I started my web journey with Dot5Hosting back in the mid 2000s and ultimately transition to Bluehost shared hosting on September 18, 2008. After growing issues with performance and uptime, I switched to Siteground on June 13, 2015 at the recommendation of many users across the WordPress ecosystem.
These days, sometimes I have more active users on this site at any given time than I would gather in an entire day back in my college days of blogging. With this growth in traffic and frustration with performance despite optimization, I made the decision to transition to Cloudways Cloud Hosting (referral link) for a bump in performance and room for scalability in the future.
Initially, I was reluctant to make this change given the potential headaches of migration – broken databases, missing data, maybe even worse performance. Nevertheless, I took the plunge yesterday and the process couldn’t have been easier!
- Created a Cloudways trial account. Didn’t have to enter any credit card info.
- Created a Server and an Application (WordPress).
- Installed Cloudways WordPress Migrator plugin on my SiteGround WordPress site. Then I plugged in the relevant SFTP details taken straight from the Cloudways Application page. The migration process of my files, themes, widgets, databases, etc. was then started, and a link was provided to monitor the status of the transfer.

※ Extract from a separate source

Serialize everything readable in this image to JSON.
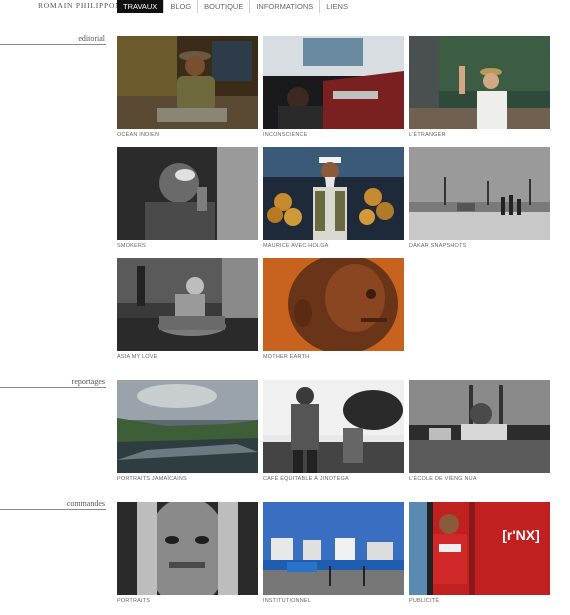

- Once the migration completed, Cloudways provided a link to access the site. I then had the option to “upgrade” the Cloudways account (mine is $10 per month), and adjusted my domain’s nameservers to point to the new host.
In summary, the entire migration process and transitioning the nameservers took less than 30 minutes (no joke). With all the data that was transferred, I’ve had ZERO broken links thus far, and to be honest, I’m still surprised it was this easy.
I’m using a $10/month DigitalOcean server in San Francisco with 1 GB of RAM, 1 virtual processor core, 25 GB of storage, and a bandwidth of 1 TB. I’m also using CloudwaysCDN another $1/month for 25 GB of resources).
This hardware leverages FastCGI PHP, Apache, Nginx, MySQL, and layers of caching (Memcached, Redis, Varnish). Furthermore, I’m using WP-Rocket (referral link for discount) to optimize WordPress’ performance in addition to SSL provided by Let’s Encrypt and proxy services from Cloudflare. The goal: performance + security
I’m using Panic’s Nova software to SFTP and SSH directly into my server seamlessly. As a developer, this process was also very easy and took a few minutes to set up. 🙂
Over the coming months, I’ll be able to benchmark the site’s performance, determine how much I need to scale my storage/bandwidth needs, and report on any pitfalls of using Cloudways as my host for the foreseeable future.